Bab Penyakit Nabi dan Kematian-Nya
Shahih
haddatsana ismailu, qala haddatsani sulaymanu ibnu bilalin, haddatsana hisyamu ibnu urwaha, akhbarani abi, an aisyaha rdh allah nh anna rasula allahi kana yasalu fi maradhihi adzi mata fihi yaqula " ayna ana ghadan ayna ana ghadan " yuridu yawma aisyaha, faadzina lahu azwajuhu yakunu haytsu syaa, fakana fi bayti aisyaha hatta mata indaha, qalat aisyahu famata fi alyawmi adzi kana yaduru alaa fihi fi bayti, faqabadhahu allahu wainna rasahu labayna nahri wasahri, wakhalatha riquhu riqi tsumma qalat dakhala abdu arrahmani ibnu abi bakrin wamaahu siwakun yastannu bihi fanazhara ilayhi rasulu allahi faqultu lahu athini hadza assiwaka ya abda arrahmani. faathanihi faqadhimtuhu, tsumma madhaghtuhu faathaytuhu rasula allahi fastanna bihi wahwa mustanidun ila shadri.
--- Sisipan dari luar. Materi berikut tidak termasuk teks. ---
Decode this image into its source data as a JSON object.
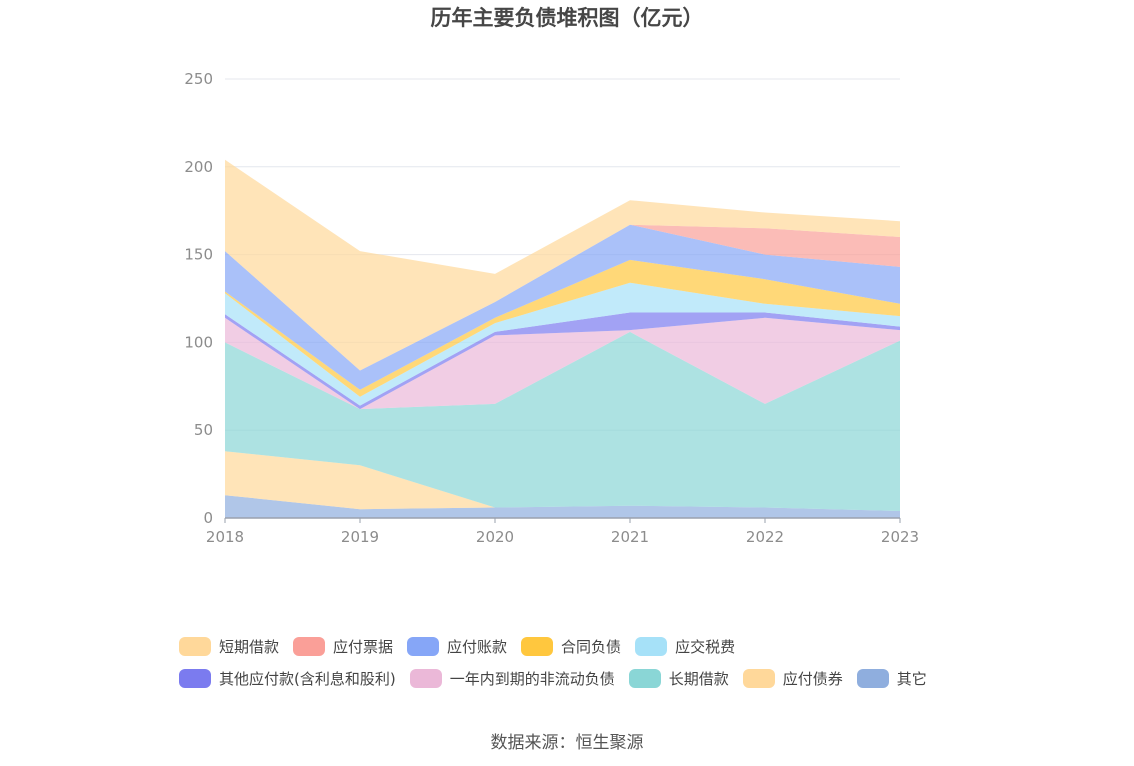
{
  "chart_data": {
    "type": "area",
    "stacked": true,
    "title": "历年主要负债堆积图（亿元）",
    "x": [
      "2018",
      "2019",
      "2020",
      "2021",
      "2022",
      "2023"
    ],
    "yticks": [
      "0",
      "50",
      "100",
      "150",
      "200",
      "250"
    ],
    "ylim": [
      0,
      250
    ],
    "grid": true,
    "legend_position": "bottom",
    "series": [
      {
        "name": "其它",
        "color": "#8faede",
        "values": [
          13,
          5,
          6,
          7,
          6,
          4
        ]
      },
      {
        "name": "应付债券",
        "color": "#ffd89a",
        "values": [
          25,
          25,
          0,
          0,
          0,
          0
        ]
      },
      {
        "name": "长期借款",
        "color": "#8ad6d6",
        "values": [
          62,
          32,
          59,
          99,
          59,
          97
        ]
      },
      {
        "name": "一年内到期的非流动负债",
        "color": "#ebb8d8",
        "values": [
          14,
          0,
          39,
          1,
          49,
          6
        ]
      },
      {
        "name": "其他应付款(含利息和股利)",
        "color": "#7b7bef",
        "values": [
          2,
          2,
          2,
          10,
          3,
          2
        ]
      },
      {
        "name": "应交税费",
        "color": "#a6e1f8",
        "values": [
          12,
          5,
          5,
          17,
          5,
          6
        ]
      },
      {
        "name": "合同负债",
        "color": "#ffc73e",
        "values": [
          1,
          4,
          3,
          13,
          14,
          7
        ]
      },
      {
        "name": "应付账款",
        "color": "#86a6f7",
        "values": [
          23,
          11,
          9,
          20,
          14,
          21
        ]
      },
      {
        "name": "应付票据",
        "color": "#fa9f98",
        "values": [
          0,
          0,
          0,
          0,
          15,
          17
        ]
      },
      {
        "name": "短期借款",
        "color": "#ffd89a",
        "values": [
          52,
          68,
          16,
          14,
          9,
          9
        ]
      }
    ]
  },
  "legend": {
    "row1": [
      {
        "label": "短期借款",
        "color": "#ffd89a"
      },
      {
        "label": "应付票据",
        "color": "#fa9f98"
      },
      {
        "label": "应付账款",
        "color": "#86a6f7"
      },
      {
        "label": "合同负债",
        "color": "#ffc73e"
      },
      {
        "label": "应交税费",
        "color": "#a6e1f8"
      }
    ],
    "row2": [
      {
        "label": "其他应付款(含利息和股利)",
        "color": "#7b7bef"
      },
      {
        "label": "一年内到期的非流动负债",
        "color": "#ebb8d8"
      },
      {
        "label": "长期借款",
        "color": "#8ad6d6"
      },
      {
        "label": "应付债券",
        "color": "#ffd89a"
      },
      {
        "label": "其它",
        "color": "#8faede"
      }
    ]
  },
  "source": "数据来源：恒生聚源"
}
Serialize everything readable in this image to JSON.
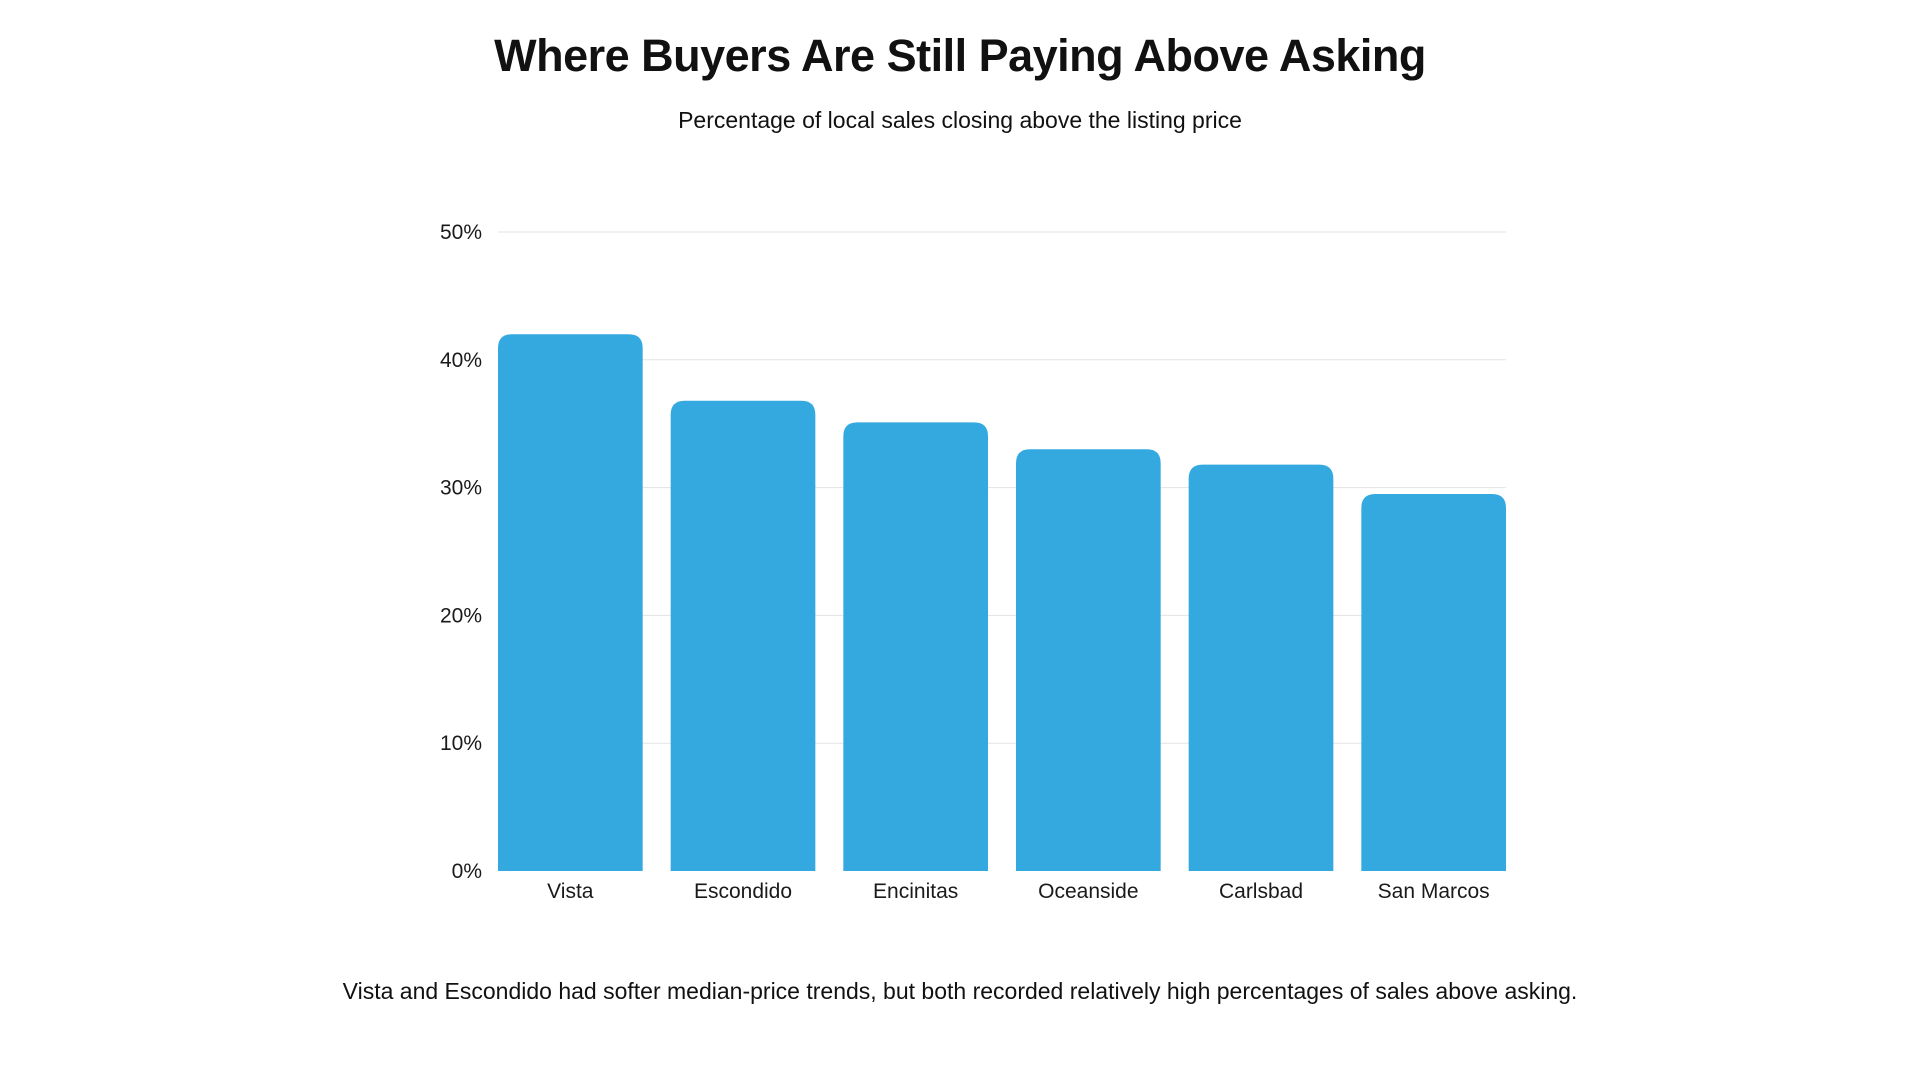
{
  "chart_data": {
    "type": "bar",
    "title": "Where Buyers Are Still Paying Above Asking",
    "subtitle": "Percentage of local sales closing above the listing price",
    "categories": [
      "Vista",
      "Escondido",
      "Encinitas",
      "Oceanside",
      "Carlsbad",
      "San Marcos"
    ],
    "values": [
      42.0,
      36.8,
      35.1,
      33.0,
      31.8,
      29.5
    ],
    "ylim": [
      0,
      50
    ],
    "yticks": [
      0,
      10,
      20,
      30,
      40,
      50
    ],
    "ytick_labels": [
      "0%",
      "10%",
      "20%",
      "30%",
      "40%",
      "50%"
    ],
    "xlabel": "",
    "ylabel": "",
    "grid": true,
    "bar_color": "#33a9e0",
    "footnote": "Vista and Escondido had softer median-price trends, but both recorded relatively high percentages of sales above asking."
  }
}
Diriwayatkan dari Aisyah, "Rasulullah ﷺ dalam sakitnya yang fatal, sering bertanya, 'Di mana aku besok? Di mana aku besok?', mencari giliran Aisyah. Istri-istrinya mengizinkannya untuk tinggal di mana pun ia mau. Maka ia tinggal di rumah Aisyah hingga ia wafat di sisinya." Aisyah menambahkan, "Nabi ﷺ wafat pada hari giliranku di rumahku dan ia diambil oleh Allah sementara kepalanya ada di dadaku dan air liurnya bercampur dengan air liurku." Aisyah menambahkan, "Abdurrahman bin Abu Bakr masuk, membawa siwak yang ia gunakan untuk membersihkan giginya. Rasulullah ﷺ melihatnya dan aku berkata kepadanya, 'Wahai Abdurrahman! Berikan siwak ini kepadaku.' Maka ia memberikannya kepadaku dan aku memotongnya, mengunyahnya (ujungnya) dan memberikannya kepada Rasulullah ﷺ yang membersihkan giginya dengan itu sementara ia bersandar di dadaku."